Als Segelflugpilot und engagierter Modellflieger befasse ich mich schon seit vielen Jahren mit der Aviatik. Vor fünf Jahren wurde in unserem Land die Beschaffung des Gripens vom Stimmvolk abgelehnt, von den Befürwortern wurde der Gripen damals als das geeignetste Flugzeug beworben, jetzt steht er nicht mehr zur Auswahl, weil er noch nicht mal testbereit sei.
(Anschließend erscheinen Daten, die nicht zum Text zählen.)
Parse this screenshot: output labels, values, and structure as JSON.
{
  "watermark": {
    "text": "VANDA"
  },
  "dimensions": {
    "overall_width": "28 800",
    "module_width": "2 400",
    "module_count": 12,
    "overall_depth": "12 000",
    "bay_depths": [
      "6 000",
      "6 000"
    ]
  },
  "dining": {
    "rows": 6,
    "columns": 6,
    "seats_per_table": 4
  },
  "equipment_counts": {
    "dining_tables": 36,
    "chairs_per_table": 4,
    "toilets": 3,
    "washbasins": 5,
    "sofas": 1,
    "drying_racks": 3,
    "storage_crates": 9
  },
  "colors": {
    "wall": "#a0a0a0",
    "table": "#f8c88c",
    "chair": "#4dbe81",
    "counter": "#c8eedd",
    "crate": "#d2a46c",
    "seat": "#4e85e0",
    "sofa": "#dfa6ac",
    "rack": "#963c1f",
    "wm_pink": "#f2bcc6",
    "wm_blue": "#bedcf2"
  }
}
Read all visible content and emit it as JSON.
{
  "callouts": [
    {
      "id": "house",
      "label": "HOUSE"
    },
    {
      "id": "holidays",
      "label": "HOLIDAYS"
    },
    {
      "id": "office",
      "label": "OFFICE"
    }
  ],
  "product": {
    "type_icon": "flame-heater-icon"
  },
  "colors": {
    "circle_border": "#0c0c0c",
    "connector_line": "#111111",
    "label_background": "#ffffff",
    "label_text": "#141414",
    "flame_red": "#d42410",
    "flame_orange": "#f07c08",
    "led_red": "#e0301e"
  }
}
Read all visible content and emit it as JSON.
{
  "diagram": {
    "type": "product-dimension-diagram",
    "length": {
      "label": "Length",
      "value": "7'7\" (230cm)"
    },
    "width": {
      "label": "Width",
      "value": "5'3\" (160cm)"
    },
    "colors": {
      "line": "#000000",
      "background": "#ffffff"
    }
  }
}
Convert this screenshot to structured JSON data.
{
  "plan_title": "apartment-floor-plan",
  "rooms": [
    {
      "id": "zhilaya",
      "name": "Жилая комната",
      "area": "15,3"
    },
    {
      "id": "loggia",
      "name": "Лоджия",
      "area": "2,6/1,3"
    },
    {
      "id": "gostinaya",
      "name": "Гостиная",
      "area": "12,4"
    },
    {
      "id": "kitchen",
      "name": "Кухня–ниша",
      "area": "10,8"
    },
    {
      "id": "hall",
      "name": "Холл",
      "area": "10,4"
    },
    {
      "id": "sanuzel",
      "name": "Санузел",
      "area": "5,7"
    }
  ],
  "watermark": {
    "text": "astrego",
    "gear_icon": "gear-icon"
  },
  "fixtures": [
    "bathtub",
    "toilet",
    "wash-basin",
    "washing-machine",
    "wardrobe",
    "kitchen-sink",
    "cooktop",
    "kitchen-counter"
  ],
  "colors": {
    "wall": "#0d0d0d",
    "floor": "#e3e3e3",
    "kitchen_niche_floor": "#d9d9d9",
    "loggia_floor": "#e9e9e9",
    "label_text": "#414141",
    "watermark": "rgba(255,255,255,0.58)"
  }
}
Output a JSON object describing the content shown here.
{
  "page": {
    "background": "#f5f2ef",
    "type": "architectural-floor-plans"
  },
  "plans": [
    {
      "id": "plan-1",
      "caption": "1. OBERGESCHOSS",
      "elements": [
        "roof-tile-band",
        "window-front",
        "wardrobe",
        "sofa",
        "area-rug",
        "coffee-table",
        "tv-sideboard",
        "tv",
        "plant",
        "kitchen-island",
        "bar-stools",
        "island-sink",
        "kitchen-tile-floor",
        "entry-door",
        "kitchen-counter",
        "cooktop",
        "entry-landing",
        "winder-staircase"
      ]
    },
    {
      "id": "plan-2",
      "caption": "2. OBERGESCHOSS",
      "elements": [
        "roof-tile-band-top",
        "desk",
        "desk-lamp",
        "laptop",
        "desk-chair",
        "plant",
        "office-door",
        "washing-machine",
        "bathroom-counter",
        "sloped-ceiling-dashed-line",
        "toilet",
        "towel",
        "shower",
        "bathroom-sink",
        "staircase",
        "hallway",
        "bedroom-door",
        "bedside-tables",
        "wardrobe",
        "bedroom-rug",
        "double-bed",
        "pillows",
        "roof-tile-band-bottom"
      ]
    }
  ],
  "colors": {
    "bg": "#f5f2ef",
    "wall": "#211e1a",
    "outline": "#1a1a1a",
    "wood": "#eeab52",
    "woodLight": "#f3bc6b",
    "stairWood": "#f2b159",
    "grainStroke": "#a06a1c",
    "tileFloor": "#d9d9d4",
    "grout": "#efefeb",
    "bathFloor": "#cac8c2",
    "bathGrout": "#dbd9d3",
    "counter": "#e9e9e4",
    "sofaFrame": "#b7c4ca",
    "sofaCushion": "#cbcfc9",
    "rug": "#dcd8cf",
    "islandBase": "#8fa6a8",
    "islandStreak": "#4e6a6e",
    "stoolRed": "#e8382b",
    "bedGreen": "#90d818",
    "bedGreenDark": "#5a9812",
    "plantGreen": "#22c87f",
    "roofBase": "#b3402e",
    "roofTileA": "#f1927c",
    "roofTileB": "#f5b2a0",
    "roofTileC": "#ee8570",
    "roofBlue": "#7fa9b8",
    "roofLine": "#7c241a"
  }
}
Wie sollte man so dem VBS bei einer allfälligen Beschaffung noch vertrauen können? Sofern ein luftpolizeilicher Dienst überhaupt Sinn macht in unserer kleinräumigen Schweiz, genügen die F/A-18 noch für eine Zeit, neue Kampfjets sind unnötig und teuer. Anstatt das Geld aus dem (Flugzeug-) Fenster zu werfen, würden wir lieber mehr Geld gegen den Klimawandel, der für unsere Welt eine viel grössere Gefahr darstellt, investieren. 1 Million Lebewesen sind vom Aussterben bedroht, die Gletscher schmelzen uns weg und extreme Wetterphänomene werden häufiger. Bedrohungen und Sicherheiten verändern sich mit der Zeit, anstatt uns irgendwelche Feinde frei auszudenken, fokussieren wir unsere Politik lieber auf friedensfördernde Diplomatie, soziale Sicherheit, Cyberabwehr und den Kampf gegen die Klimakrise!

 

 

Nico Zobrist, Unterentfelden, Nationalratskandidat JUSO


Zu meinem Leserbrief:

Auch mir ist klar, dass wir eine minimale Luftpolizei benötigen, diese sollte auch sichergestellt werden. Laut dem Bundesrat reichen dazu jedoch 12 Flugzeuge, das Rüstungsprogramm 2017 sorgt auch dafür, dass 30 F/A-18 bis 2030 sicher einsatzbereit sind. Ein Neukauf von Luxusflugzeugen und mehr als 12 Jets ist jedoch keine Priorität und eher Verschwendung.